At a little distance a small plot of ground enclosed by a stone wall caught his attention. With no very definite intent he rose and went to it. In the center was a square, solid monument of hewn stone. It was brown with age, weather-worn at the angles, spotted with moss and lichen. Between the massive blocks were strips of grass the leverage of whose roots had pushed them apart. In answer to the challenge of this ambitious structure Time had laid his destroying hand upon it, and it would soon be “one with Nineveh and Tyre.” In an inscription on one side his eye caught a familiar name. Shaking with excitement, he craned his body across the wall and read:
HAZEN’S BRIGADE to The Memory of Its Soldiers who fell at Stone River, Dec. 31, 1862.

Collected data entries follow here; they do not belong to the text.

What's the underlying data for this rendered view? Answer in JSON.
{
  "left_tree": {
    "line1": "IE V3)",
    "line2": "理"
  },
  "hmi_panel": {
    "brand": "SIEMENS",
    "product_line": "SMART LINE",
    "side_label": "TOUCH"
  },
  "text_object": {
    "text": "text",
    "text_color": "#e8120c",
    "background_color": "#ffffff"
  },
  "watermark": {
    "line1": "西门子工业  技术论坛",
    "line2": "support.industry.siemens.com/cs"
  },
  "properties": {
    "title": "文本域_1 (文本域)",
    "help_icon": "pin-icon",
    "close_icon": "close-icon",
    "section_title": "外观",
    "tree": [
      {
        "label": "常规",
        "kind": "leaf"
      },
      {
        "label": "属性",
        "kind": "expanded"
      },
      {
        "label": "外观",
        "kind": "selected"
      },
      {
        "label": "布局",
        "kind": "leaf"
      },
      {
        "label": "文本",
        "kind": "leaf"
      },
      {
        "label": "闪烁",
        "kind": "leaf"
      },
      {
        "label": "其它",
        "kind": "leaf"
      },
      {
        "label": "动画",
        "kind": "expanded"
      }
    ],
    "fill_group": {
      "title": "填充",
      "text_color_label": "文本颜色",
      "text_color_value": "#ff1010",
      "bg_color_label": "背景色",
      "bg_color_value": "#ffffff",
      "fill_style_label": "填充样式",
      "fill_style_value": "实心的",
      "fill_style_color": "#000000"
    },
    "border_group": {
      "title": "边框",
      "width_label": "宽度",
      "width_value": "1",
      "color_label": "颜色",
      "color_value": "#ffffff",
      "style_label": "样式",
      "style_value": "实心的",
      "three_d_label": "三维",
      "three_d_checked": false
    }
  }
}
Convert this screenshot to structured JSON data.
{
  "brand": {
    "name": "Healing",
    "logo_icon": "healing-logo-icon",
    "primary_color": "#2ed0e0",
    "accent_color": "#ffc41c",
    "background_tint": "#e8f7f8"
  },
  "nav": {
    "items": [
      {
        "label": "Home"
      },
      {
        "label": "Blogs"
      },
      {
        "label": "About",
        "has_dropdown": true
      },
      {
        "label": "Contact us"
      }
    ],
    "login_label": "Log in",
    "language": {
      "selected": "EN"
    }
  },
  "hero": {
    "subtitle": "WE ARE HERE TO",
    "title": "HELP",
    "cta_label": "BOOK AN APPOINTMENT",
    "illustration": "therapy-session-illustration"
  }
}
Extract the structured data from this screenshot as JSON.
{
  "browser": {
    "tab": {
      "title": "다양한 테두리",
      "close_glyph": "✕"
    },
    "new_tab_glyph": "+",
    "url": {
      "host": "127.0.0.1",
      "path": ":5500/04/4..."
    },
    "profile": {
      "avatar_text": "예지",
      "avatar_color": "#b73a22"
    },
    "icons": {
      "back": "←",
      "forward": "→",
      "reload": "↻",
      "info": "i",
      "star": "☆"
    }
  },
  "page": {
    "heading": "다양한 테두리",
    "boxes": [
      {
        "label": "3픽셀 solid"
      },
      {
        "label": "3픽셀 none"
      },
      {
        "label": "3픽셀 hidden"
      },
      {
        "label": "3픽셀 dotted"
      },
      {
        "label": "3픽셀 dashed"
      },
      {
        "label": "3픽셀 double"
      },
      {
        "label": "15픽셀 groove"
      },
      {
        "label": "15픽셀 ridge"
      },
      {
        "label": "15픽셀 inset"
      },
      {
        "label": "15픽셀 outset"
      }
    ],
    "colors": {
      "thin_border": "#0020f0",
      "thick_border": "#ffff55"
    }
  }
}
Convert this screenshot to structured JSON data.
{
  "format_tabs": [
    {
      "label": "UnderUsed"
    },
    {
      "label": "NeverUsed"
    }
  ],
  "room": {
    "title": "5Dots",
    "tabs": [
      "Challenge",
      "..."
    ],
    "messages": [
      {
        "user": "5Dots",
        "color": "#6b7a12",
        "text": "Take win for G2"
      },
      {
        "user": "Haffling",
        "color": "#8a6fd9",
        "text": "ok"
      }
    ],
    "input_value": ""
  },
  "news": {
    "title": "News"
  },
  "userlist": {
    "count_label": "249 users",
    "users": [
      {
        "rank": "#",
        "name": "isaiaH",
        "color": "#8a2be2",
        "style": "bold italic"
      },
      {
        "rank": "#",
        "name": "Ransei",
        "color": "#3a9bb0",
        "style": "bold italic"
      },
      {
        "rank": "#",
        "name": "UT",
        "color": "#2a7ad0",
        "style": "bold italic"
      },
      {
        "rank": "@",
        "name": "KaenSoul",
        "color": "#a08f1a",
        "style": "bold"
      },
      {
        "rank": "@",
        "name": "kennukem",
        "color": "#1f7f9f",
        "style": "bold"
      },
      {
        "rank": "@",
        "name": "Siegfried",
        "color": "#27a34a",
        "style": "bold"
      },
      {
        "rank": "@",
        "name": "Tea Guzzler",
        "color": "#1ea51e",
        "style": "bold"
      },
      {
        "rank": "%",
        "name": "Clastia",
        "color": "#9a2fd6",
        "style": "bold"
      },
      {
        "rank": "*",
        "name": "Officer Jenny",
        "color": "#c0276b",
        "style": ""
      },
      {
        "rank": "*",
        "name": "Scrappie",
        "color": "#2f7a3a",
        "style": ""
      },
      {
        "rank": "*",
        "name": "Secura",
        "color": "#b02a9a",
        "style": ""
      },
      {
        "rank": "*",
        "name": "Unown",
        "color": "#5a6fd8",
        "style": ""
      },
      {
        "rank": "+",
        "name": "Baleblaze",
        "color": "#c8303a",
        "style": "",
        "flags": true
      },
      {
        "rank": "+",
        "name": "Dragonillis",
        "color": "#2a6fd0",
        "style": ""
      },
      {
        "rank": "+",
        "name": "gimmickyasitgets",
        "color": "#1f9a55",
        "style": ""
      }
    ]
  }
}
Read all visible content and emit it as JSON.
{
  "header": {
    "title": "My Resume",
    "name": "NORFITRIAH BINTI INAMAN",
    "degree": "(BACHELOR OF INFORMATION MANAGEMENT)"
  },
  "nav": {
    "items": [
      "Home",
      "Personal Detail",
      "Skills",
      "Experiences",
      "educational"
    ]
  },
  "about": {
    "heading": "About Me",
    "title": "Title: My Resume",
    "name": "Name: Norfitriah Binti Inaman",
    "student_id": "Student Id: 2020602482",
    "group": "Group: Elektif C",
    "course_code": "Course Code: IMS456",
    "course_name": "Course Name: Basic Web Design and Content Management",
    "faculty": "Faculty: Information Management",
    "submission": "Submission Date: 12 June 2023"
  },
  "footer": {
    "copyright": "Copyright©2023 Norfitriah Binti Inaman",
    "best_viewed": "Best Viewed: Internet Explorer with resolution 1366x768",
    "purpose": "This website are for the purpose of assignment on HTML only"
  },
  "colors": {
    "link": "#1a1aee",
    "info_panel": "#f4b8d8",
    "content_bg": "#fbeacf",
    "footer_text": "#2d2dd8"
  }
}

The man fell back from the wall, faint and sick. Almost within an arm’s length was a little depression in the earth; it had been filled by a recent rain—a pool of clear water. He crept to it to revive himself, lifted the upper part of his body on his trembling arms, thrust forward his head and saw the reflection of his face, as in a mirror. He uttered a terrible cry. His arms gave way; he fell, face downward, into the pool and yielded up the life that had spanned another life.
A BABY TRAMP
IF you had seen little Jo standing at the street corner in the rain, you would hardly have admired him. It was apparently an ordinary autumn rainstorm, but the water which fell upon Jo (who was hardly old enough to be either just or unjust, and so perhaps did not come under the law of impartial distribution) appeared to have some property peculiar to itself: one would have said it was dark and adhesive—sticky. But that could hardly be so, even in Blackburg, where things certainly did occur that were a good deal out of the common.
For example, ten or twelve years before, a shower of small frogs had fallen, as is credibly attested by a contemporaneous chronicle, the record concluding with a somewhat obscure statement to the effect that the chronicler considered it good growing-weather for Frenchmen.
Some years later Blackburg had a fall of crimson snow; it is cold in Blackburg when winter is on, and the snows are frequent and deep. There can be no doubt of it—the snow in this instance was of the color of blood and melted into water of the same hue, if water it was, not blood. The phenomenon had attracted wide attention, and science had as many explanations as there were scientists who knew nothing about it. But the men of Blackburg—men who for many years had lived right there where the red snow fell, and might be supposed to know a good deal about the matter—shook their heads and said something would come of it.
And something did, for the next summer was made memorable by the prevalence of a mysterious disease—epidemic, endemic, or the Lord knows what, though the physicians didn’t—which carried away a full half of the population. Most of the other half carried themselves away and were slow to return, but finally came back, and were now increasing and multiplying as before, but Blackburg had not since been altogether the same.
Of quite another kind, though equally “out of the common,” was the incident of Hetty Parlow’s ghost. Hetty Parlow’s maiden name had been Brownon, and in Blackburg that meant more than one would think.